De uma forma simplificada, a Reputação empresarial ou institucional corresponde ao somatório das percepções sobre as suas ações corporativas quotidianas; corresponde ao grau de cumprimento das promessas que são entregues e percebidas pelos diferentes públicos-alvo; corresponde à avaliação da legitimidade da entidade perante os seus interlocutores; corresponde à combinação da sua performance ética e financeira, responsabilidade social, inovação empresarial, liderança e imagem das suas Marcas.

Mas podemos, igualmente, falar de Reputação partilhada. Do acréscimo ou redução de Reputação que resulta do sector em que se posiciona a empresa, dos mercados onde opera, do país de que é originário ou, por exemplo, das entidades e personalidades a que se associa. E quanto menos forte for a sua Marca, maior a permeabilidade da respectiva Reputação a factores exógenos, sobre os quais, obviamente, a entidade possui um baixo poder de controlo ou de influência.

Nunca se deve esquecer que a Reputação, tal como a Marca, é o resultado de um processo de construção moroso, um processo de persistência e paciência, um processo que envolve produção e comunicação, qualidade e inovação. Um processo que deve ser tão isento de erros quanto possível.

E, recordemos também, que num mundo cada vez mais global, de informação fluida e, praticamente, instantânea, num mundo em que o controlo da comunicação é cada vez mais complexo, num mundo em que a opinião expressa por público e consumidores tem um peso crescente, incidentes que ataquem a Reputação das Marcas ou das entidades que as colocam no mercado, afectam o respectivo valor económico e podem colocar em causa a sua viabilidade enquanto Marcas e entidades.

No mundo das empresas, a globalização da economia, a deslocalização e a realocação da produção industrial, a necessidade de uma gestão eficaz de recursos que podem fazer apostar numa proximidade às fontes de matérias-primas ou numa maior conexão com os mercados de consumo, o recurso crescente ao outsourcing e ao co-packing, a busca constante de economias de escala e de preços competitivos, são tudo factores que contribuem para a desvalorização da produção face ao produto, a uma menor valorização dos activos tangíveis face aos intangíveis, a uma secundarização do ‘cimento’ e das máquinas face às Marcas.

Hoje em dia, as Marcas são, efectivamente, um dos activos mais importantes senão mesmo o principal activo das entidades que as detêm.
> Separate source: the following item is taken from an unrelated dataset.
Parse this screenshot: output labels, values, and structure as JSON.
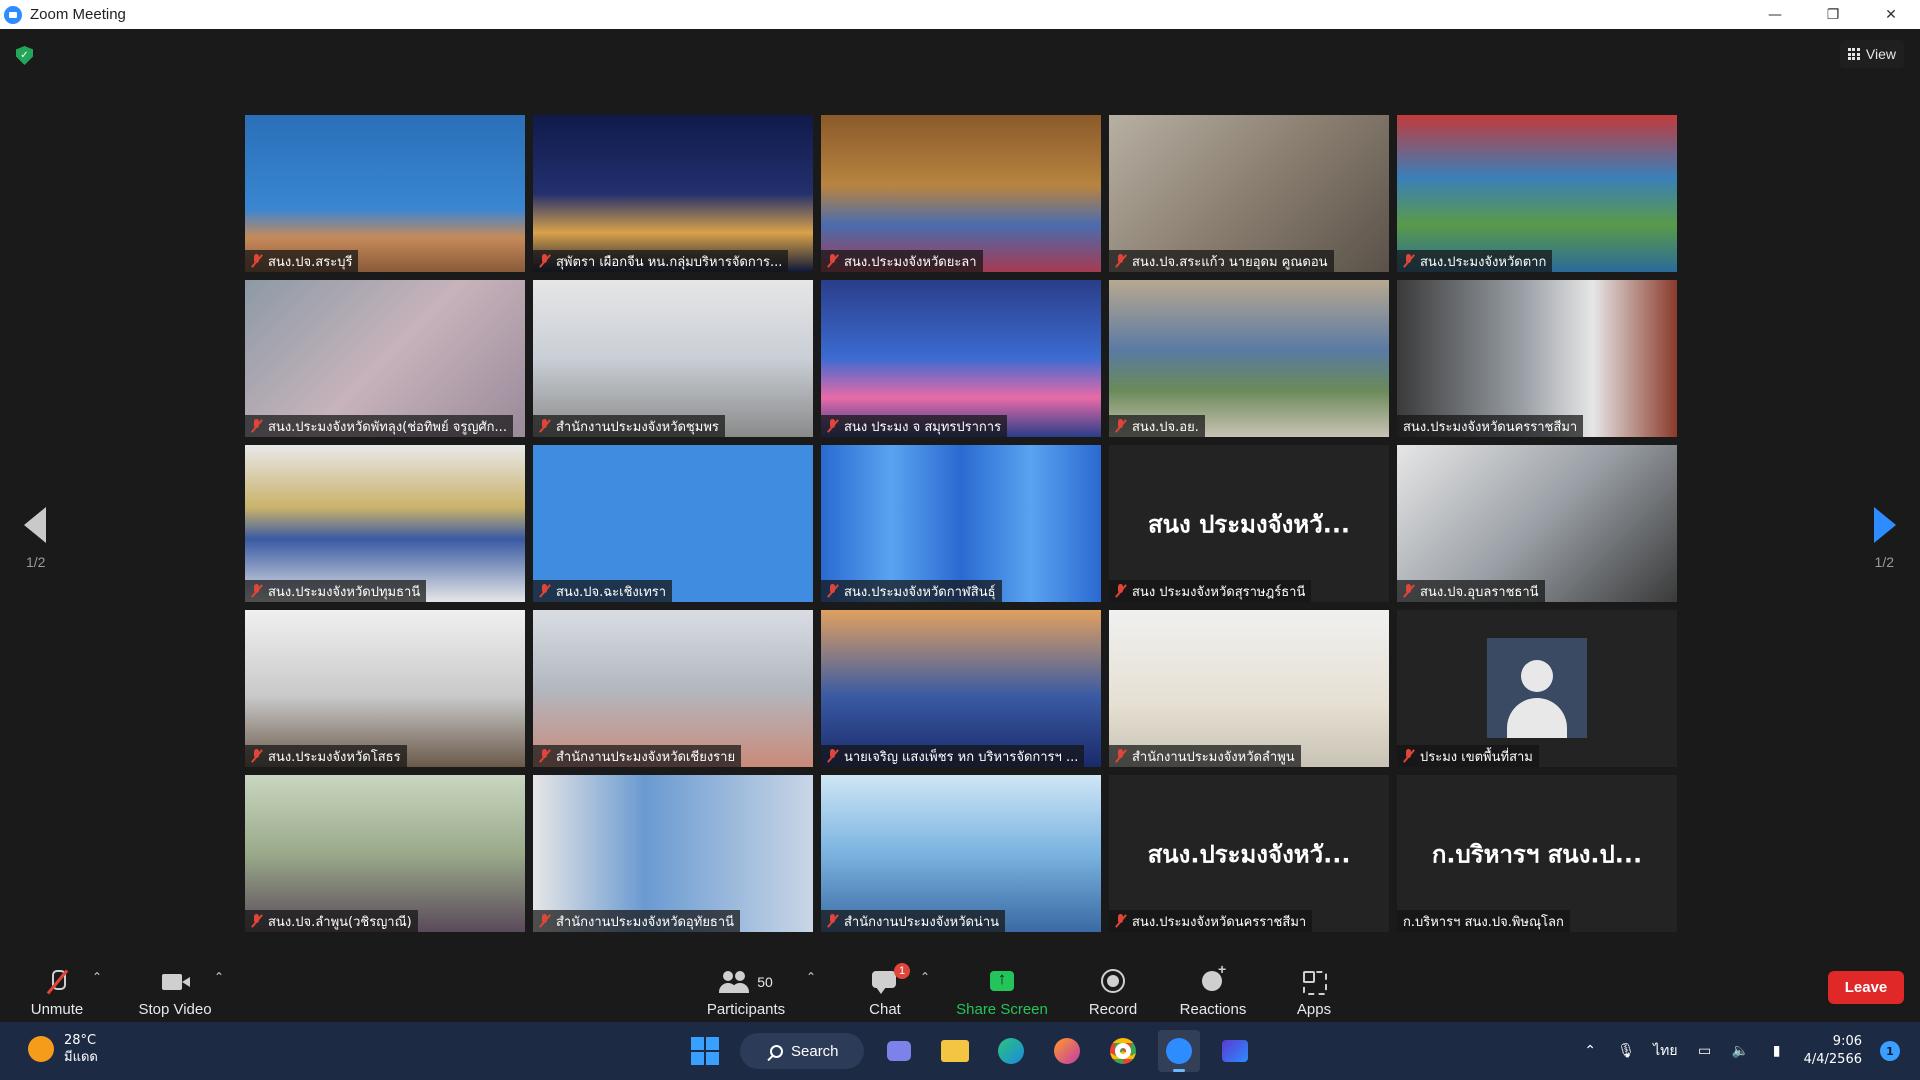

A medição do seu valor é sempre muito complexa, envolvendo aspectos objectivos, relacionados com sucesso, vendas, rentabilidade, dimensão, quota de mercado. E outros, de menor objectividade, mas ainda assim mensuráveis, como a qualidade, a funcionalidade ou a inovação. Mas há, para além destes. um largo espectro de valores que aportam (ou deduzem) valor à Marca, que contribuem fortemente para a forma como ela é sentida pelo consumidor, mas que são de avaliação muito difícil, mais ainda quando encarada economicamente, por exemplo no âmbito de processos de fusão ou de aquisição.

Em entidades de matriz distinta, o racional não é muito diferente e ao sucesso, dimensão ou capacidade de auto-sustentabilidade, adicionam-se valores como os da tradição, herança, ética, empatia, honestidade, ligação emocional aos seus públicos, credibilidade e, obviamente, Reputação, sendo que todos esses valores são, em si próprios, pilares da construção da Reputação.

Os factos vindos a público nos últimos dias, ainda que não surpreendentes, são um excelente exemplo prático deste binómio Reputação-Marcas. É uma relevante instituição que é também uma Marca de peso (e a que se associam várias Marcas de peso) que vê a sua Reputação ser colocada em causa. Haverá sempre quem possa argumentar que as pessoas não se confundem com as instituições, mas as instituições são corporizadas pelas pessoas que as lideram e o seus actos pessoais ou profissionais, mesmo que exteriores à esfera da instituição (o que nem será o caso), afectam a respectiva reputação.

Por outro lado, todas as marcas que a apoiam e que, por isso, lhe estão fortemente associadas, por certo estarão nesta altura a equacionar se devem continuar a canalizar para aí o seu nome e o seu dinheiro. E a resposta, em última análise, passará pela dimensão dos danos, mas também pela forma como a entidade reagirá na ultrapassagem dos seus próprios ‘fantasmas’, pela capacidade que a Reputação, adquirida ao longo de dezenas e dezenas de anos, demonstrará de resistir a estes ‘tiros-no-porta-aviões’.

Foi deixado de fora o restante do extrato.